A efetividade da vacina varia de ano para ano. Quando há um bom encaixe entre as cepas da vacina e os vírus que estão circulando, a proteção é maior. Mas mesmo quando a vacina não consegue impedir completamente a infecção, ela ainda oferece proteção forte contra os desfechos mais graves da doença.

Os dados do CDC americano mostram que a vacinação reduz o risco de internação por gripe em cerca de 40% a 50% nos adultos e até 74% nas crianças¹⁶. Entre os pacientes que acabam hospitalizados, aqueles que foram vacinados têm 37% menos chance de ir para a UTI e 65% menos risco de precisar de ventilação mecânica¹⁷. Para pessoas com 65 anos ou mais, a vacinação reduz o risco de morte por gripe entre **48% e 68%**¹⁸.

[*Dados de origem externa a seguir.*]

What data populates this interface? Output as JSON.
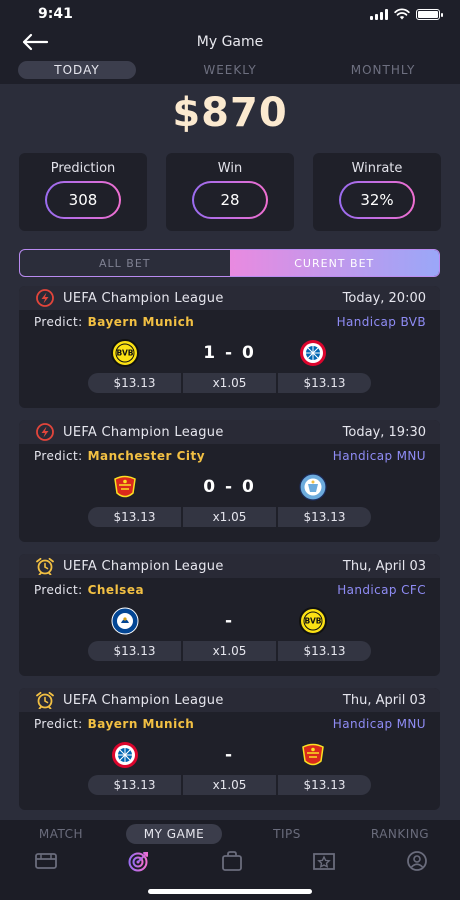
{
  "status_bar": {
    "time": "9:41"
  },
  "header": {
    "title": "My Game"
  },
  "period_tabs": [
    {
      "label": "TODAY",
      "active": true
    },
    {
      "label": "WEEKLY",
      "active": false
    },
    {
      "label": "MONTHLY",
      "active": false
    }
  ],
  "balance": "$870",
  "stats": [
    {
      "label": "Prediction",
      "value": "308"
    },
    {
      "label": "Win",
      "value": "28"
    },
    {
      "label": "Winrate",
      "value": "32%"
    }
  ],
  "bet_tabs": [
    {
      "label": "ALL BET",
      "active": false
    },
    {
      "label": "CURENT BET",
      "active": true
    }
  ],
  "predict_label": "Predict:",
  "matches": [
    {
      "icon": "lightning-icon",
      "league": "UEFA Champion League",
      "time": "Today, 20:00",
      "predict": "Bayern Munich",
      "handicap": "Handicap BVB",
      "home": "bvb-logo",
      "away": "bayern-logo",
      "score": "1 - 0",
      "odds": [
        "$13.13",
        "x1.05",
        "$13.13"
      ]
    },
    {
      "icon": "lightning-icon",
      "league": "UEFA Champion League",
      "time": "Today, 19:30",
      "predict": "Manchester City",
      "handicap": "Handicap MNU",
      "home": "manutd-logo",
      "away": "mancity-logo",
      "score": "0 - 0",
      "odds": [
        "$13.13",
        "x1.05",
        "$13.13"
      ]
    },
    {
      "icon": "alarm-icon",
      "league": "UEFA Champion League",
      "time": "Thu, April 03",
      "predict": "Chelsea",
      "handicap": "Handicap CFC",
      "home": "chelsea-logo",
      "away": "bvb-logo",
      "score": "-",
      "odds": [
        "$13.13",
        "x1.05",
        "$13.13"
      ]
    },
    {
      "icon": "alarm-icon",
      "league": "UEFA Champion League",
      "time": "Thu, April 03",
      "predict": "Bayern Munich",
      "handicap": "Handicap MNU",
      "home": "bayern-logo",
      "away": "manutd-logo",
      "score": "-",
      "odds": [
        "$13.13",
        "x1.05",
        "$13.13"
      ]
    }
  ],
  "bottom_nav": [
    {
      "label": "MATCH",
      "icon": "ticket-icon",
      "active": false
    },
    {
      "label": "MY GAME",
      "icon": "target-icon",
      "active": true
    },
    {
      "label": "TIPS",
      "icon": "bag-icon",
      "active": false
    },
    {
      "label": "RANKING",
      "icon": "star-board-icon",
      "active": false
    },
    {
      "label": "",
      "icon": "profile-icon",
      "active": false
    }
  ],
  "colors": {
    "accent_gold": "#f2c043",
    "accent_purple": "#8f8cf5",
    "amount": "#fbe9cf",
    "background": "#2b2d3a"
  }
}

A imunização contra influenza gera uma resposta do sistema imunológico que, mesmo não bloqueando totalmente o vírus quando ele sofreu mutações, ainda consegue combatê-lo. Para grupos de risco — idosos, crianças pequenas, gestantes e pessoas com doenças crônicas — essa proteção pode fazer toda a diferença entre um resfriado forte e uma internação na UTI¹⁹.

O cenário no Brasil

A gripe mata entre 290 mil e 650 mil pessoas por ano no mundo, segundo a OMS. A maioria são idosos e pessoas com problemas de saúde que deixam o sistema imunológico mais frágil²⁰. Aqui no Brasil, a vacinação anual faz parte do calendário nacional de imunizações desde 1999²¹. A campanha de 2025 distribuiu 35 milhões de doses da vacina trivalente pelo país inteiro, priorizando os grupos de maior risco.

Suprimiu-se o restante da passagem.